Monday, April 29, 2024

A to Z Challenge: Yuri's Revenge (Command & Conquer: Red Alert 2)

 I've said before that I liked to use The Sims 3 & later 4 to design characters from stories I was working on or had worked on.  At some point in the mid-2010s, EA decreed that you had to have their Origin platform in order to play.

While Origin was usually annoying in that it was often slow and at least once some asshole in Russia hacked my account, sometimes they'd offer you freebies.  One of the freebies they offered was Command & Conquer:  Red Alert 2 and its expansion pack:  Yuri's Revenge.  Since there aren't really any Y games I ever played (I didn't really play Yar's Revenge for the 2600 or the Yoshi games for the Nintendo systems) I'm going to slot it in here.
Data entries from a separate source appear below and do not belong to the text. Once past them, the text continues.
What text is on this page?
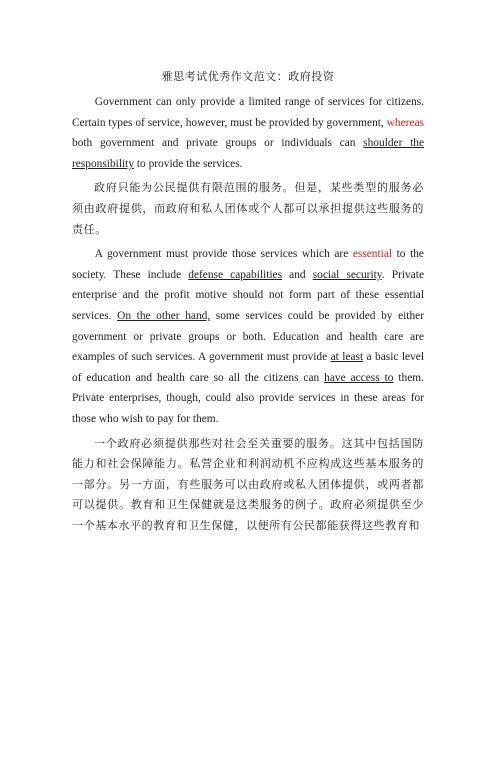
雅思考试优秀作文范文：政府投资

Government can only provide a limited range of services for citizens. Certain types of service, however, must be provided by government, whereas both government and private groups or individuals can shoulder the responsibility to provide the services.

政府只能为公民提供有限范围的服务。但是，某些类型的服务必须由政府提供，而政府和私人团体或个人都可以承担提供这些服务的责任。

A government must provide those services which are essential to the society. These include defense capabilities and social security. Private enterprise and the profit motive should not form part of these essential services. On the other hand, some services could be provided by either government or private groups or both. Education and health care are examples of such services. A government must provide at least a basic level of education and health care so all the citizens can have access to them. Private enterprises, though, could also provide services in these areas for those who wish to pay for them.

一个政府必须提供那些对社会至关重要的服务。这其中包括国防能力和社会保障能力。私营企业和利润动机不应构成这些基本服务的一部分。另一方面，有些服务可以由政府或私人团体提供，或两者都可以提供。教育和卫生保健就是这类服务的例子。政府必须提供至少一个基本水平的教育和卫生保健，以便所有公民都能获得这些教育和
Command & Conquer was a strategy game for the PC that was like a more full-featured version of Conflict or an early, military-focused version of Age of Empires.  After a couple of sequels, Westwood Studios made Red Alert, which was supposed to be a prequel to their original games.  

The game takes place in an alternate timeline.  After Adolf Hitler is erased by Einstein in 1924, the Nazis never come to power.  Instead, the Soviet Union expands to take over China and much of Europe.  The first Red Alert game is basically an alternate version of World War II.

The sequel continues this alternate history.  In 1972, the Soviets suddenly invade America Red Dawn style.  If you play the Allied side, you have to blunt the invasion and eventually capture the Soviet leader to make them stand down.  If you play the Soviets, you have to finish crushing the Allies to essentially take over the world.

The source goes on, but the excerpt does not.